Today’s movements of refugees will seem like a mere trickle, he predicts. This will strain much more than the social fabric of Europe; for Africa, it will constitute a devastating brain drain. Already, there are more Zimbabwean doctors and nurses in London than in all of Zimbabwe, he writes. “Africa is sitting with its bags packed.”

Asserate, an academic, is a refugee himself — though (as a member of Ethiopia’s royal family) not one who came to Europe across the Libyan Desert or in a leaky dinghy. Instead, his “personal tale of flight” came about because of the 1974 overthrow of Emperor Haile Selassie, his great uncle. At the time, Asserate was a student in Frankfurt. News came that his father, a leading politician, had been executed and his mother and siblings incarcerated. “At a stroke, I had become a stateless person.”

Today, he estimates, there are 65m members of humanity “on the run” — fleeing poverty and persecution. The phrase is telling. The book presents migration in a wholly negative light, even though, as he recognises, the history of humanity is one of movement. After all, if Africans had not left Africa millennia ago, there would be nobody today living on the other continents.

Still, the overriding question of the book is how can migration be stopped, or slowed? The underlying assumption, perhaps born of the author’s personal story, is that living away from home is a tragedy. People are compelled to migrate because of lack of opportunity, for which he blames bad African leadership and shortsighted western policies.

Most time is spent on poor African “governance”, in that overworn phrase. Many African leaders, he writes in a canter across the continent, are too busy enriching or aggrandising themselves to enact development policies capable of transforming people’s lives. They have done little, he says, to improve farming methods stuck in low-yield subsistence or to formulate coherent policies that could lift people out of poverty.

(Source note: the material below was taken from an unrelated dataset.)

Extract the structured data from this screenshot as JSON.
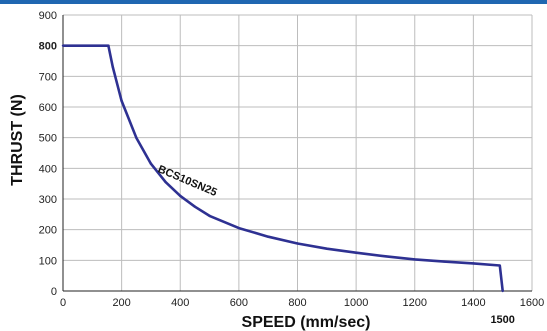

Much of the criticism is fair, if hardly groundbreaking. But Asserate, whose book sometimes feels as though it were written from 10,000 feet, can also fall into cliché. Too often, people in Africa are described as “starving and living in grinding poverty”. While that is sometimes true, as Asserate acknowledges, it is not the very poorest who make the journey to Europe. The young Africans pouring into cities are hungry not principally for food but for the life available in more affluent countries. “They own smartphones, surf the internet, use social media and are perfectly well aware of the prosperity in which people in other parts of the world live.”

Asserate is rightly scathing about western policies towards Africa, which too often hover between the ineffective and the hypocritical. He is right, too, to point out that money paid to governments to stop flows of refugees is often a licence for offshore human rights abuse. Internment camps in Libya and Niger are outsourced prisons for people whose only crime is seeking a better life.

His answer is that the west should think primarily about fair trade, first by scrapping farming subsidies. Aid should be concentrated on countries with good governance — though a satisfactory definition of what that is proves elusive.

The main conclusion is that strengthening borders will prove futile in the face of human ambition. So long as those ambitions remain unfulfilled at home, the bags of those seeking a better life will remain packed and ready to go.